てんかん専門医

世の中には色々な分野で「専門家」がいますが、てんかん治療にも「専門医」と呼ばれる人がいます。

「てんかん専門医」とは、日本てんかん学会で2008年から定められているもので、診療の実績と能力があり、試験に合格することが認定条件。
ちょうどラファミド八王子ができた年なので、てんかんの利用者様の通院同行などで、もしかしたらまだ新しい「てんかん専門医」と知らずに関わっていたかもしれません。
ホームページの名簿を見ると、現在は全国に700人ほどいるようです。

自分の治療で関わったのは、2013年頃、治療のため休職した際に、詳しい検査などができるようにと、てんかんの研究が盛んだという病院を紹介され、転院した時です。

初めての「てんかん専門医」は人当たりの良い、優しい印象でした。
その先生に提案されて、他の薬を試し、手術も検討しました。結果的には、薬の効果はあったものの長続きせず、手術も不可能でしたが、新しい経験でした。
その後、「担当患者が多くなってしまった」と言われ、担当医が変更に…。前の先生に比べると、ちょーっときつめの印象。まあ人間ですから、性格は人それぞれですね。
その先生には、発作の記録シートをもらい、新しい薬を提案されました。その薬も半年間はとても効いたのですが、こけしは薬が長続きしてくれない体質のようです…。

その後、先生に「病院を辞めることになったので、他の病院のてんかん専門医を紹介する」と言われ、地域の「てんかん専門医」のいる病院のリストを見せられました。結構たくさんあったかと思います。
もともと、症状が安定したら転院させる方針の病院で、こけしは安定したかと思ったら発作を繰り返して数年経っていたのですが、ここで転院することになりました。

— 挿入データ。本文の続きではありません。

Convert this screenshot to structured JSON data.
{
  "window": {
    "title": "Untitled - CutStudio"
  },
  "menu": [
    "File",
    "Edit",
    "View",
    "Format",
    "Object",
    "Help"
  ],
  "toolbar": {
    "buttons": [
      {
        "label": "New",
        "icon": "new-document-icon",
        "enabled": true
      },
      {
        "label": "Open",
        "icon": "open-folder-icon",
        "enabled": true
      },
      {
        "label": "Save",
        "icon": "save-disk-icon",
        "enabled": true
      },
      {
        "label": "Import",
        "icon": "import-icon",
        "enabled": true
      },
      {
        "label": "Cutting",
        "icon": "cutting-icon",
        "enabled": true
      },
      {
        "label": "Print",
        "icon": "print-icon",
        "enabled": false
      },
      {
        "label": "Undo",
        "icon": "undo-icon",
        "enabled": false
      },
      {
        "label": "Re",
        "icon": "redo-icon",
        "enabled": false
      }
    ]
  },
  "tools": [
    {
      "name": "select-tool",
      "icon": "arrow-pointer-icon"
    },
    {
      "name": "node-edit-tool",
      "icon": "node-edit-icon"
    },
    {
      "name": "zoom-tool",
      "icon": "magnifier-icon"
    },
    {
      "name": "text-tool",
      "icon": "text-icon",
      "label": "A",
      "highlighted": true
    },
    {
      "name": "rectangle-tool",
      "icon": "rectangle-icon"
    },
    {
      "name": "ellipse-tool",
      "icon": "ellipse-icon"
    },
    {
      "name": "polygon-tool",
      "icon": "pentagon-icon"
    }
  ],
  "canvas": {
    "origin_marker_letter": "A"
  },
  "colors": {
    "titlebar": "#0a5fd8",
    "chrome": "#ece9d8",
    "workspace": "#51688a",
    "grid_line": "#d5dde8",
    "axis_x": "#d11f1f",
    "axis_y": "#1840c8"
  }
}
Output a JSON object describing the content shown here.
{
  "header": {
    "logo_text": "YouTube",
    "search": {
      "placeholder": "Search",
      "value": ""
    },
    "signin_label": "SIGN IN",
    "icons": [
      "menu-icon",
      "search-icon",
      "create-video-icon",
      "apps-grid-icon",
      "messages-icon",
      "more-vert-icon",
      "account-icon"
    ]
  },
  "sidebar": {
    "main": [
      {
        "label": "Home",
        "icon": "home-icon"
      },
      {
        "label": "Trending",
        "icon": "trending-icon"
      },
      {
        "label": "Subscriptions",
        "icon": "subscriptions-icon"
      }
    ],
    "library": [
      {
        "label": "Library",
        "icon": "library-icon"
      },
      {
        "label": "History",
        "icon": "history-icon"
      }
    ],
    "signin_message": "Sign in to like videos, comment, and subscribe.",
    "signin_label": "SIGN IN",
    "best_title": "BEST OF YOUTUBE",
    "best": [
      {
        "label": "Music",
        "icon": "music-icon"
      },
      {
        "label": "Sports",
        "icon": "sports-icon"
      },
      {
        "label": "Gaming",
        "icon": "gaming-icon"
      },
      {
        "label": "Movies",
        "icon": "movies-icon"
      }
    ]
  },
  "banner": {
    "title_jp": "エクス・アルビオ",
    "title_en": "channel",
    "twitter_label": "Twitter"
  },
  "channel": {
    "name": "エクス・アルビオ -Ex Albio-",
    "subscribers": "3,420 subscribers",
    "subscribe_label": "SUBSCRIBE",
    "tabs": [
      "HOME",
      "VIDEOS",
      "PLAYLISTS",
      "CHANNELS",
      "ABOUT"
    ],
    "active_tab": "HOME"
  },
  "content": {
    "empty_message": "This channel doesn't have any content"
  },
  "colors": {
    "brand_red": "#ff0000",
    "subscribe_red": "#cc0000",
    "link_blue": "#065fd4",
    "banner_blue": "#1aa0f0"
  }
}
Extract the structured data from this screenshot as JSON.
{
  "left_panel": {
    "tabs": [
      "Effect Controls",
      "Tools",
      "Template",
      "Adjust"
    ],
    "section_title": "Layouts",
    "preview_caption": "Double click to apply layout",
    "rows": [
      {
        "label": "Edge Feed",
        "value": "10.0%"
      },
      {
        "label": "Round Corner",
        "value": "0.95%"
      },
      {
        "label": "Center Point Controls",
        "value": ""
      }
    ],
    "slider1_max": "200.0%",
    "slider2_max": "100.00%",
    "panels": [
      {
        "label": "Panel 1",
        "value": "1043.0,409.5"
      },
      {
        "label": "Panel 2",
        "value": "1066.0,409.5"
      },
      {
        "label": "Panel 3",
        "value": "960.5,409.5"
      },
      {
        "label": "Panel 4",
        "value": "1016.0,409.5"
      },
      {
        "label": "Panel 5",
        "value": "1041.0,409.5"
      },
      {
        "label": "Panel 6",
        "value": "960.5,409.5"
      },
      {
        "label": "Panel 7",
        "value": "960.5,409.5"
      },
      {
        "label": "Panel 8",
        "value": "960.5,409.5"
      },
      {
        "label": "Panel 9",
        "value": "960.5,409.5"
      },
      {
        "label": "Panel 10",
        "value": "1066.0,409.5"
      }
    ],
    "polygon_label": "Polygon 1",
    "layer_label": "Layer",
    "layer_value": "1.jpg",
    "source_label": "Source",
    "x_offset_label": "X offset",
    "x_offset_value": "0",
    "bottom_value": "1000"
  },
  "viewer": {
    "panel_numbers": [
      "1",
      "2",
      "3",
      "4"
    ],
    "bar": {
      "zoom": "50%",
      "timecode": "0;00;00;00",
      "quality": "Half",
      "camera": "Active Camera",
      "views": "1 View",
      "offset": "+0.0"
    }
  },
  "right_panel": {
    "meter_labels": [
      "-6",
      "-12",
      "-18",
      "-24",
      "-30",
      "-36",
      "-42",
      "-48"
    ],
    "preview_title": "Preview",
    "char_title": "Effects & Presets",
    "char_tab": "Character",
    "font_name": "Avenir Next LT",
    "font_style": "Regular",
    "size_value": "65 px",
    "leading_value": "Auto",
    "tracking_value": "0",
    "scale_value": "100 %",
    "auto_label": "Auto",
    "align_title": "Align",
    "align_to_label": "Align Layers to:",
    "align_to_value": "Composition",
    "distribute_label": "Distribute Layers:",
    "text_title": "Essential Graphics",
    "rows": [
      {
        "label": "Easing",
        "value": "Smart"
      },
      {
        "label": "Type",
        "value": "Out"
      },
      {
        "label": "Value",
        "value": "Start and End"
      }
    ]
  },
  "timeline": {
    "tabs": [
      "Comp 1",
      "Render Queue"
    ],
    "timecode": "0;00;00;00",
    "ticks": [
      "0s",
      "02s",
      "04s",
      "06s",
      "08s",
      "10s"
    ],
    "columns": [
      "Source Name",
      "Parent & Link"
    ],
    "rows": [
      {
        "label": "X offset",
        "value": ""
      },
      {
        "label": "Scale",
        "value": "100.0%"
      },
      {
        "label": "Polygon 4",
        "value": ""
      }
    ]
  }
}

てんかん専門医ではないけれど前の病院に戻るという選択肢もあり、全く知らない病院は不安だったこけしは、先生に「てんかん専門医にかかった方が良い理由」を質問しました。
その時の答えは「救急の時にも専門的に対応してもらえる」というもの。
…んー、こけしは救急搬送の経験も少なからずあるのですが、普段通院している病院に運ばれることはそうないですよね…。いまいち、納得いかない答えでした。

自分としては、「てんかん専門医」にかかったことで、新薬や手術について、新しく知ることができたと思います。
でも、これは色々な病院でよくある問題だと思うのですが、発作と薬の話だけで5分で終わってしまう診察に、正直ストレスを感じてもいました。

それで、新しい病院に移るより、信頼している病院に戻ることに決めました。
その病院は「内科」ですが、必要があれば他の病院やてんかん専門医にもつなげてくれるし、てんかんの治療や新薬などについての情報も色々と教えてくれます。
また、身体全体の調子を見て、仕事や生活のことも含めて話をしっかり聞いてくれ、久しぶりに診察を受けた時に、ものすごく安心したのを覚えています。

これはあくまで一つの体験談で、専門的知識を持った医師は必要だと思いますし、同時に「肩書」があればいいわけでなく中身が大事、という話です。
こけし自身も「精神保健福祉士」いう資格を持っていますが、実際に障害者支援に携わる中で、試験に合格しただけでは適切な支援のできる「専門家」にはなれないと、実感しました。

その後、今はツイッターを通して、てんかん専門医の方とつながる機会が持てており、参考になる意見や情報を得られています。

てんかんは、人それぞれに違い、一生付き合うことも多い病気。
人生に大きく影響を与えることがあるからこそ、専門的知識を持った医師に診てもらい、自分の病気について知ることが大切だと思います。

そして、「てんかん専門医」は、薬や手術や検査などの治療だけでなく、支援制度や妊娠への影響、周囲との関わりなど、社会的に必要なことにつなげてくれる存在であって欲しいと思います。